However many votes the United Kingdom Independence party win in tomorrow’s European elections, what Britain has witnessed in the past few weeks is a battle between the future and the past.

The reason many politicians and journalists have struggled to characterise Ukip and understand its appeal is because it is not just another political party. It is a cry of pain for a lost England.

However ugly some of the comments from some of its candidates have been, a debate about whether or not Ukip is a racist party misses a more fundamental point. Race is not the core issue. It is nostalgia.

The answer to this can be neither imitation nor a few policy tweaks here and there, for you cannot fight nostalgia with either.

Whatever the protestations of the chancellor in his CBI speech today, the Tories have abdicated leadership and, to some degree, imitated Ukip. Driven by fear of Ukip (and some of their own backbenchers), they have placed a huge question mark over the UK’s membership of the European Union, access to our country’s biggest export market and our place as the most successful source of inward investment in Europe by making a referendum on withdrawal from the EU the centrepiece of their policy. It is so important to them that the prime minister has said he would resign if he did not get the chance to keep doing the damage this is doing.

And on immigration every signal they have sent out is that this is bad for Britain and an evil to be lessened wherever possible. One result is that, for the first time in thirty years, the number of foreign students applying to UK universities is falling.

Pause on that. As a direct result of government policy, the numbers of the best and the brightest young people in the world who want to study in the UK -; and pay fees to our world-leading universities -; is going down. The only people cheering this are universities in the United States and other countries that will now educate these young people and build lifelong ties with them.

So to be clear, fear and imitation from the Conservatives has led to policies which are damaging to the UK’s interests. The chancellor should acknowledge that rather than accusing Labour -; which has been determined to keep Britain’s place as an outward looking nation -; of placing a question mark over Britain’s reputation as a good place to invest and to create jobs.

But if imitation is a blind alley, what is the better response? It has to be rooted in understanding how the world has changed and how the task of politics must be to shape a better future, not fight over who offers a better yesterday.

The sense of loss that drives support for Ukip is not always irrational. Nostalgia certainly paints a rosier picture of the past than the reality. After all, how many young British women would want to trade their life chances and choices today with those of their grandmothers in the 1950s? The good old days were often not that good. Opportunities are far greater today for many people than they were in the past.

Yet for some parts of the country, and some parts of the community, the past did seem better economically. In parts of Britain’s former industrial heartlands this is keenly felt. There were more highly-paid jobs available in some areas and there was less competition for them.

Understanding this is important in responding to the sense of loss it fosters. But acknowledging the loss is not, in itself, enough of a response. Leadership has to be about more than empathy. It must be about shaping the future, and doing so in a way that people can buy into.  And this is where the response to Ukip should come.

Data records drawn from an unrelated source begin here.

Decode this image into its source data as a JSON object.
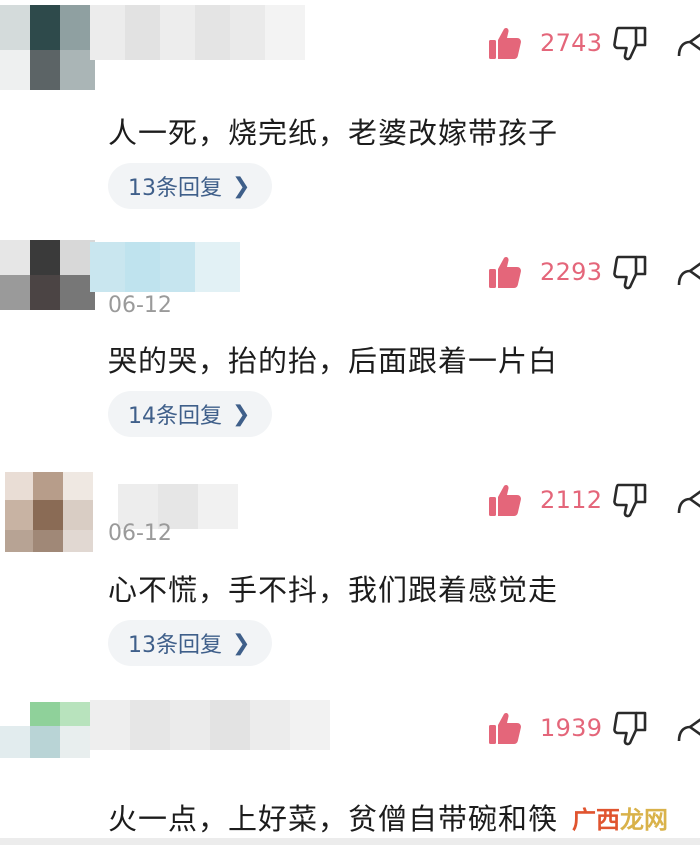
{
  "comments": [
    {
      "date": "",
      "content": "人一死，烧完纸，老婆改嫁带孩子",
      "likes": "2743",
      "replies": "13条回复"
    },
    {
      "date": "06-12",
      "content": "哭的哭，抬的抬，后面跟着一片白",
      "likes": "2293",
      "replies": "14条回复"
    },
    {
      "date": "06-12",
      "content": "心不慌，手不抖，我们跟着感觉走",
      "likes": "2112",
      "replies": "13条回复"
    },
    {
      "date": "",
      "content": "火一点，上好菜，贫僧自带碗和筷",
      "likes": "1939",
      "replies": ""
    }
  ],
  "icons": {
    "like": "thumb-up-icon",
    "dislike": "thumb-down-icon",
    "share": "share-icon",
    "reply_chevron": "chevron-right-icon"
  },
  "colors": {
    "like_red": "#e4667a",
    "reply_text": "#3f5f8a",
    "date_gray": "#9a9a9a"
  },
  "watermark": {
    "part1": "广西",
    "part2": "龙网"
  }
}
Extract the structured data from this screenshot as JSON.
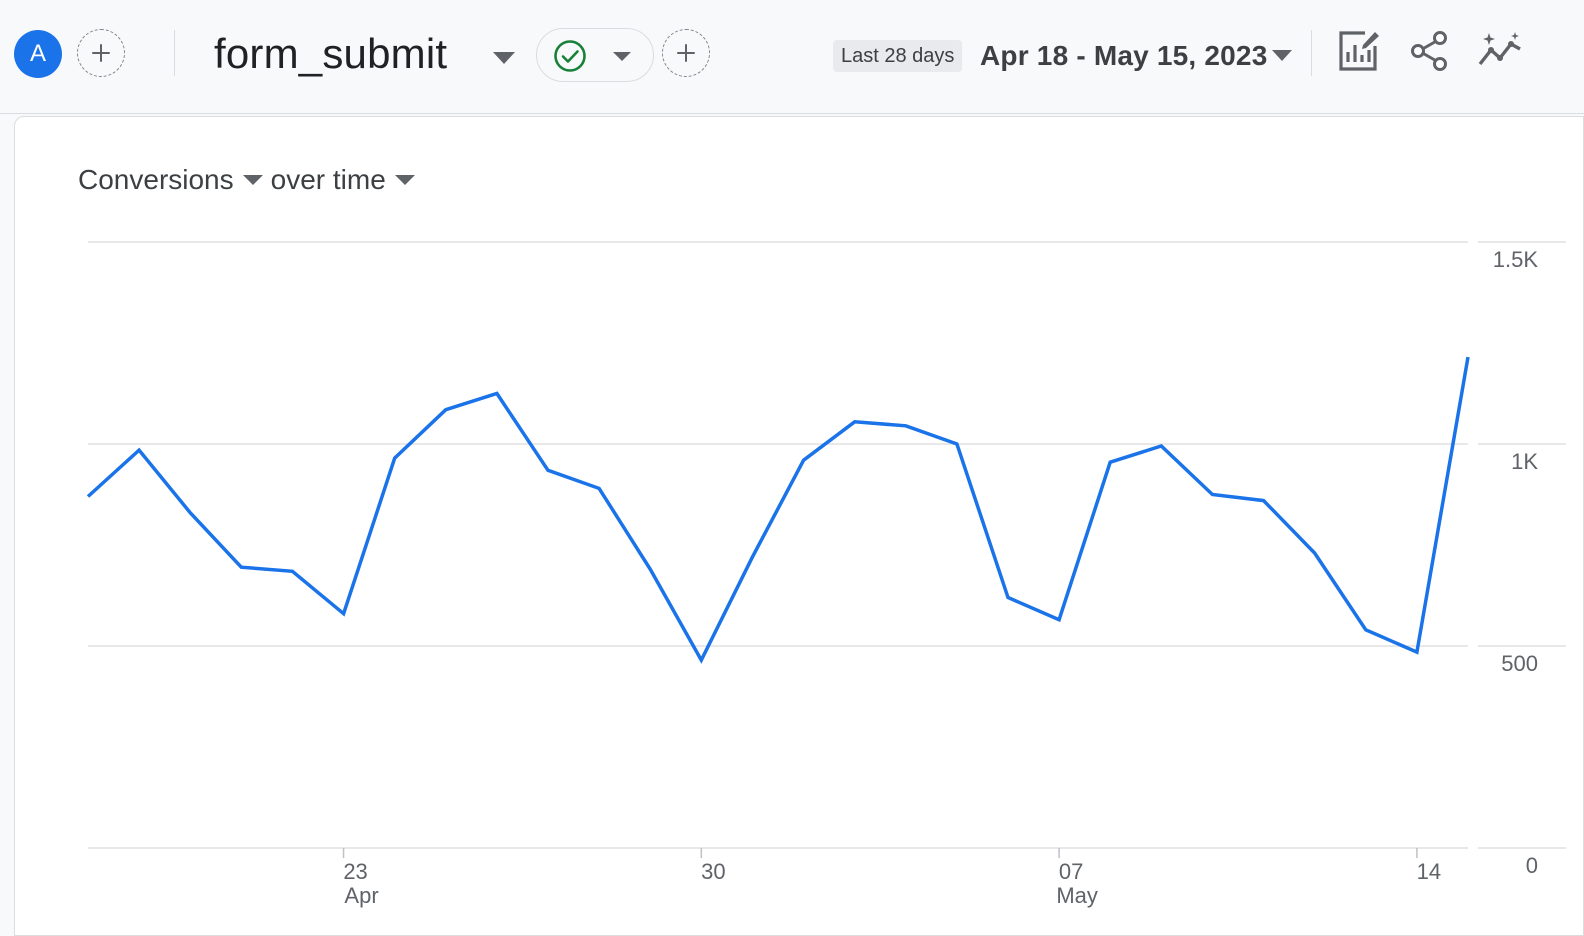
{
  "header": {
    "avatar_letter": "A",
    "event_name": "form_submit",
    "period_label": "Last 28 days",
    "date_range": "Apr 18 - May 15, 2023"
  },
  "chart_header": {
    "metric_label": "Conversions",
    "dimension_label": "over time"
  },
  "colors": {
    "line": "#1a73e8",
    "gridline": "#e0e0e0",
    "accent_blue": "#1a73e8",
    "check_green": "#188038"
  },
  "icons": [
    "add-icon",
    "caret-down-icon",
    "check-circle-icon",
    "edit-report-icon",
    "share-icon",
    "insights-icon"
  ],
  "chart_data": {
    "type": "line",
    "title": "",
    "xlabel": "",
    "ylabel": "",
    "ylim": [
      0,
      1500
    ],
    "y_ticks": [
      {
        "value": 1500,
        "label": "1.5K"
      },
      {
        "value": 1000,
        "label": "1K"
      },
      {
        "value": 500,
        "label": "500"
      },
      {
        "value": 0,
        "label": "0"
      }
    ],
    "x_ticks": [
      {
        "x": "2023-04-23",
        "day": "23",
        "month": "Apr"
      },
      {
        "x": "2023-04-30",
        "day": "30",
        "month": ""
      },
      {
        "x": "2023-05-07",
        "day": "07",
        "month": "May"
      },
      {
        "x": "2023-05-14",
        "day": "14",
        "month": ""
      }
    ],
    "grid": true,
    "y_axis_side": "right",
    "series": [
      {
        "x": [
          "2023-04-18",
          "2023-04-19",
          "2023-04-20",
          "2023-04-21",
          "2023-04-22",
          "2023-04-23",
          "2023-04-24",
          "2023-04-25",
          "2023-04-26",
          "2023-04-27",
          "2023-04-28",
          "2023-04-29",
          "2023-04-30",
          "2023-05-01",
          "2023-05-02",
          "2023-05-03",
          "2023-05-04",
          "2023-05-05",
          "2023-05-06",
          "2023-05-07",
          "2023-05-08",
          "2023-05-09",
          "2023-05-10",
          "2023-05-11",
          "2023-05-12",
          "2023-05-13",
          "2023-05-14",
          "2023-05-15"
        ],
        "values": [
          870,
          985,
          830,
          695,
          685,
          580,
          965,
          1085,
          1125,
          935,
          890,
          690,
          465,
          720,
          960,
          1055,
          1045,
          1000,
          620,
          565,
          955,
          995,
          875,
          860,
          730,
          540,
          485,
          1215
        ]
      }
    ]
  }
}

We have to be honest about what is driving change. At the heart of the whole debate about immigration, Europe and the sense of loss are the changes wrought by globalisation. People, capital and goods all move around more than they used to. Barring some global catastrophe, that will continue to be the case. There may be some reshoring. Changes in energy markets like new sources of gas may chance the calculus on where it makes sense to do manufacturing and exports. But the speed and scale of movement of people and investment is unlikely to change.

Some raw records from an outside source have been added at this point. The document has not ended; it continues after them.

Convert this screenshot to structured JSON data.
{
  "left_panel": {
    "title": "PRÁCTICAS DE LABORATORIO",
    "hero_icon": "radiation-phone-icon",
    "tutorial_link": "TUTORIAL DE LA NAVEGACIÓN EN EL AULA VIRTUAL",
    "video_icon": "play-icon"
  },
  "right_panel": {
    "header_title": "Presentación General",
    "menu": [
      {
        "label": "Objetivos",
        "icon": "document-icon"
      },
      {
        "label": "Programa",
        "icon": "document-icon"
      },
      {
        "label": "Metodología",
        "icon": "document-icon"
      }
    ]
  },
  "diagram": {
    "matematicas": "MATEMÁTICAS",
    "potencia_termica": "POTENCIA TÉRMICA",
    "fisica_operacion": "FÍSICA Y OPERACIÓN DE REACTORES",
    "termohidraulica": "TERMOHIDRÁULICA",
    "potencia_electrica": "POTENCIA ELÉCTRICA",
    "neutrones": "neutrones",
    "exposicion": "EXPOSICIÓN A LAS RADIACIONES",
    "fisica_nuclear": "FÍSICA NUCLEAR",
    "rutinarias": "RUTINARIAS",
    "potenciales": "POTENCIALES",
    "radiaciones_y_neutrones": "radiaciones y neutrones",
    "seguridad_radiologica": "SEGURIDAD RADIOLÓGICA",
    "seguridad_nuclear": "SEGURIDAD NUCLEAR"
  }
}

The old barriers which stopped movement in the past -; the cold war, twentieth century technology, levels of global poverty far higher than today -; have either diminished or disappeared. And we should be clear -; their removal was a good thing. Recreating new barriers with the same effects is neither a likely nor a desirable future.

This means the UK -; and many other developed countries in the world today -; are much more diverse than they were. This effect will continue. It is what the future looks like. The removal of barriers to movement, be they political or economic, has made the world a smaller place. This does bring disruption and sometimes disconcerting change to local communities but it also brings energy, dynamism and creativity. A big proportion of the businesses started in Silicon Valley are started by immigrants. That is true of entrepreneurship in the UK too. Cut ourselves off from talent and we cut ourselves off from ideas, innovation and job creation too.

The way forward is to resolve to have the best education system in the world, one that offers opportunity to children from every background, one that will not stand for talent being unused and lives unfulfilled because people are cut off from the chances this world brings.

Our national mission should not be to ‘take our country back’. I would rather take our country forward.

So we are faced with a choice -; make the most of the world or shrink from it. It has never been Britain’s way in the past to turn inwards. Our island nation has always reached out and tried to be at the forefront of change. The task for progressives is to make sure change works for people, that we break down the barriers that hold people back and enable more people to take advantage of a faster moving and more diverse world. Defeating the agenda set by Ukip has to start with an understanding that, more than anything, this is a battle between the future and the past.